North American Zelda, Finally
The first Legend of Zelda would finally release on the NES on August 22, 1987. New battery backup technology allowed for simple game progress saves, composer Koji Kondo distilled more complicated musical tracks down to the NES’s capabilities, and the text made it through localization (with several bumps and bruises).
Zelda II wouldn’t release in the U.S. until December 1, 1988. It had to undergo all of the same types of changes as the first game and Nintendo took the extra time to improve and tweak the sequel as well. Everything from the leveling system to the palace/dungeon visuals to the game over screen and more was significantly altered.
While all of this is interesting in its own right, we will be focusing on select music tracks from both The Legend of Zelda and Zelda II: The Adventure of Link and looking at how the composers dealt with having to condense them down into a simplified audio arrangement.
“The standard NES, the [Ricoh] 2A03 chip has two squarewave channels, a triangle wave, a noise channel, and a sample channel. You don’t hear a lot of the sample channel. It’s in a few games but not heavily used because it takes up a lot of space. The Famicom Disk System has a fifth tonal channel, which is like a wavetable synthesizer almost. I’ve never got to really use it until now. Like, learning these songs, and I want to use it.”
— Thomas
The FDS included the Ricoh RP2C33 chip to incorporate the additional wavetable synthesis sound. Thomas has pulled the music from both the NES version and the Famicom Disk System into a program called FamiStudio (we used that program for the visualizations in this piece).
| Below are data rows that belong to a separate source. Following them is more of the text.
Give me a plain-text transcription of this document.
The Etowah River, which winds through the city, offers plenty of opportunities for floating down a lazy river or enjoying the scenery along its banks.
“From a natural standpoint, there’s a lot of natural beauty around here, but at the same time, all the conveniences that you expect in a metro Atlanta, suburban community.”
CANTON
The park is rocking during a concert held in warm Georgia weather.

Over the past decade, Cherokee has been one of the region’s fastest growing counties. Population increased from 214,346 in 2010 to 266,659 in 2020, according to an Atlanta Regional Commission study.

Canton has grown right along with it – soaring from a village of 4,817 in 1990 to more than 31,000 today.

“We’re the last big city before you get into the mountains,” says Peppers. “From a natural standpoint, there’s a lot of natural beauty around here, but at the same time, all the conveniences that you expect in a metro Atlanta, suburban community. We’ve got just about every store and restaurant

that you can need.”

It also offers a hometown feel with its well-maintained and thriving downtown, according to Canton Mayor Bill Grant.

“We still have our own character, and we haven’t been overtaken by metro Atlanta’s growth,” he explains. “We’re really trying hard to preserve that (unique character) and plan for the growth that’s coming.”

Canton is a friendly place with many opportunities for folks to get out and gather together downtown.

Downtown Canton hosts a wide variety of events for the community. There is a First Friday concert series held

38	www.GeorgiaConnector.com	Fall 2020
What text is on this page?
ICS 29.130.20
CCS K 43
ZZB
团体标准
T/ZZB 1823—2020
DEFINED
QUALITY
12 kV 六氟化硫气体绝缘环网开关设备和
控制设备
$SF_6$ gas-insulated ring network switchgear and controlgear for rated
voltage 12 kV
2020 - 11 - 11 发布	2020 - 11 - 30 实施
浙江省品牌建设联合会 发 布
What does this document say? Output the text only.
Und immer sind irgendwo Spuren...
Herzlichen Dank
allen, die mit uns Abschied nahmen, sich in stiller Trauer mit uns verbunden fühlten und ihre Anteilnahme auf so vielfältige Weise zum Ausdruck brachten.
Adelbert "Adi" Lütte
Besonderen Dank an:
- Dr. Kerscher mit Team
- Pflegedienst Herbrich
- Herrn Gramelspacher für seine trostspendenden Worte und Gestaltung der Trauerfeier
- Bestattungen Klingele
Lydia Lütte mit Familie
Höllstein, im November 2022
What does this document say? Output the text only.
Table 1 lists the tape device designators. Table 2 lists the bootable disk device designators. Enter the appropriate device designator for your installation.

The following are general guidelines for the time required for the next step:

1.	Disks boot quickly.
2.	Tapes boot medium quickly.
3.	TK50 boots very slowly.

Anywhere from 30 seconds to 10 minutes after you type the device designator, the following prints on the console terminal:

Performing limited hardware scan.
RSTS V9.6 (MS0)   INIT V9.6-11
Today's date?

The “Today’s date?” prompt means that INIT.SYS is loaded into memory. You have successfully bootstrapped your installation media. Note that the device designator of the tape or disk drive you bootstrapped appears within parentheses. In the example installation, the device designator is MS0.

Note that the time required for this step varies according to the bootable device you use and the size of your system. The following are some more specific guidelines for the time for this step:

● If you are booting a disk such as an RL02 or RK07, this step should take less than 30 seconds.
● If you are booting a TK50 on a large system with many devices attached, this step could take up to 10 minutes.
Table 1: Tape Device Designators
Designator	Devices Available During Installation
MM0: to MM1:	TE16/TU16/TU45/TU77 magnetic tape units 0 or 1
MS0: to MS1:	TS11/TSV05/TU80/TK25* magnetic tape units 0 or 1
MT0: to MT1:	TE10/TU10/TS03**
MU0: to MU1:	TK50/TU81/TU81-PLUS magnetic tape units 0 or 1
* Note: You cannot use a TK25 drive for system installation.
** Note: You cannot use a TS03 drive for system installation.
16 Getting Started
“FamiStudio is a program that you can use to compose music. It has a way that you can export these things visually, so people can actually see what’s going on channel to channel and get a good idea of what channel is playing what and how it’s happening. It’s a really good tool for visualizing these things that a lot of people might not fully grasp what they’re listening to.”
— Thomas
After taking some early listens to the tracks, Emily offers her initial thoughts:
“I think what’s important to remember is that the bones of the music remain almost virtually the same depending on which track we’re talking about. So for the most part, the structure of the music, the melody and the implied harmony, are there, and what gets ‘lost’ from moving from the Famicom Disk System with the extra audio channel to the NES is fluff. I guess it kind of epitomizes western music because this is western tonal music. It doesn’t matter that they wrote it in Japan, it’s like this was western harmony. And in those rules, you don’t need a lot of information to understand what’s happening harmonically. That’s why the NES, even though it’s pared down, you still get the main gist of everything that’s happening. It’s like having less icing on the cake, I guess.”